'Only those who risk going too far can possibly find out how far they can go," was the daily thought printed at the bottom of December in the 2007-2008 academic monthly calendar I bought at my son's college. The apercu, written by T.S. Eliot, was appropriate for a collegiate calendar, not only because it was perspicacious but because its author was an academic himself. I was tickled that Eliot was captured in a kleptomaniac frame of mind, as his axiom was a direct lift from Oliver Cromwell's observation, "No man goes further than he who knows not where he is going."
It reassured me to find the most famous poet of the 20th century represented so well here, as it did when I found similarly pithy remarks by Abraham Lincoln ("Freedom is not the right to do what we want, but what we ought"), Gandhi ("You must be the change you wish to see in the world") and George S. Patton ("Success is how high you bounce when you hit bottom"). These were titans of one sort or another, and all were offering the kind of advice that students could conceivably find useful, if not today, perhaps tomorrow.

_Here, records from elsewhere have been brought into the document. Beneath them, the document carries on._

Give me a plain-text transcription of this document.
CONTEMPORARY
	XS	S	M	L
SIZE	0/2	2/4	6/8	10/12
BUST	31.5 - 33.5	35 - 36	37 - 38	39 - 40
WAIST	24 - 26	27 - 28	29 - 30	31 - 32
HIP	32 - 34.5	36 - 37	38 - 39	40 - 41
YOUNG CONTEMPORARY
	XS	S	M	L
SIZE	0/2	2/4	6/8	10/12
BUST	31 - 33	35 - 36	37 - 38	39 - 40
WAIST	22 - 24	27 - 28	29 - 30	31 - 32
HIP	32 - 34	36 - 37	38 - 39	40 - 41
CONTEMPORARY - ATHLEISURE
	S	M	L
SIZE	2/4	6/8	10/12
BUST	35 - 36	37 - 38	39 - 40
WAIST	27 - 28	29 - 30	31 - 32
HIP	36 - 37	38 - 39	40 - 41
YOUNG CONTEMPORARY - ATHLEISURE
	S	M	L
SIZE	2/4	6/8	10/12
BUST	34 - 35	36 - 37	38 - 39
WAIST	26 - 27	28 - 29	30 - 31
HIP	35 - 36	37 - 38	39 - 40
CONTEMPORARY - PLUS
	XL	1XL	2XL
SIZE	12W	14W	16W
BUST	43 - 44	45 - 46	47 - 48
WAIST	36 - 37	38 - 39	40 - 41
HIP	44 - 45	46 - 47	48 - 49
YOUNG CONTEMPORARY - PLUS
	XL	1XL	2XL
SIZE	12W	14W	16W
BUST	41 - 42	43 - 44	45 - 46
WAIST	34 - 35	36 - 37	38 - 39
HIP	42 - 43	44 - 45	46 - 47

Paging through the calendar, I found astute observations by novelist John Gardner ("Life is the art of drawing without an eraser") and Ralph Waldo Emerson ("We are what we repeatedly do. Excellence, then, is not an act but a habit"), while Pablo Picasso, enigmatic to the last, logged in with the solipsistic but illuminating disclosure: "I paint objects as I think them, not as I see them."
Things rippled along at a nice, inspirational pace with "You don't have to be tall to see the moon," a sweet African proverb, and "There are two lasting gifts you can give your child. One is roots, the other wings." The author of this observation was listed as "Anonymous," and, as was so often the case with the thoughts of those identified only as "Anonymous," it was very sagacious indeed.
Then things took a jarring turn. Opening the page for February, I was greeted by the words "Life is not tried, it is merely survived, if you're standing outside the fire." This observation, fusing the hackneyed with the corny in a vapid stew of flatulence and pretentiousness, had issued from the pen of Garth Brooks. Yes, that Garth Brooks. This floored me.
Here I was, paying $40,000 a year to send my son to a university to study the classics, to devour the works of Homer, Virgil, Suetonius, Tacitus, Ovid, Herodotus and, yes, even Hesiod, only to find that it was selling academic calendars that contained the wit and wisdom of Garth Brooks.
Admittedly, the entry by Margaret Lindsey ("This very moment is a seed from which the flowers of tomorrow's happiness grow") posed no real threat to Plato or Rene Descartes, and both Cathy Guisewite ("All mothers have intuition. The great ones have radar") and Faith Baldwin ("Time is a dressmaker specializing in alterations") seemed content to purvey a generic, post-Erma Bombeckian cracker-barrel wisdom.
But however pretentious Lindsey might be, and however much Guisewite and Baldwin might be accused of homespun coyness, at least their remarks were in some way incisive. Brooks' bromide, by contrast, was the kind of hooey that passed for wisdom in the cretinous vortex of contemporary country-and-western music. So how did a dopey drugstore cowboy famous for the song "Friends in Low Places" work his way up to the Mt. Olympus occupied by Gandhi, Picasso and Lincoln? How had he slipped past the solons and eminences grises who are supposed to monitor these things at our finest academic institutions?
And then it came to me. With the exception of Brooks, all the remarks issuing from male lips or pens or styluses were clever, instructive, wise. By contrast, the relatively obscure women represented here expressed ideas that were closer to Hallmark greeting-card sentiments. Why? Why weren't Jane Austen or Golda Meir or Madame Curie or Charlotte Bronte included? Didn't Katharine Hepburn or Queen Christina or Bessie Smith ever say anything witty or clever?
This is how Brooks' jarring presence here finally explained itself. Realizing too late, just before they went to the printers, that they had inadvertently assembled a thoroughly misogynist calendar that included top-shelf material from famous men, but second-rate material from less-than-famous women, Payne Publishers had to scramble.
"Quick, can you think of a first-class male idiot we can get in here?" they must have shrieked. "Surely, Dan Quayle or Caligula or Lou Dobbs must have said something we can use here."
Then the name Garth Brooks was mentioned, and the problem was solved. Though how Brooks beat out Deepak Chopra and Dr. Phil is beyond me. And one more thing: The entry for August attributed to Ralph Waldo Emerson is from Aristotle.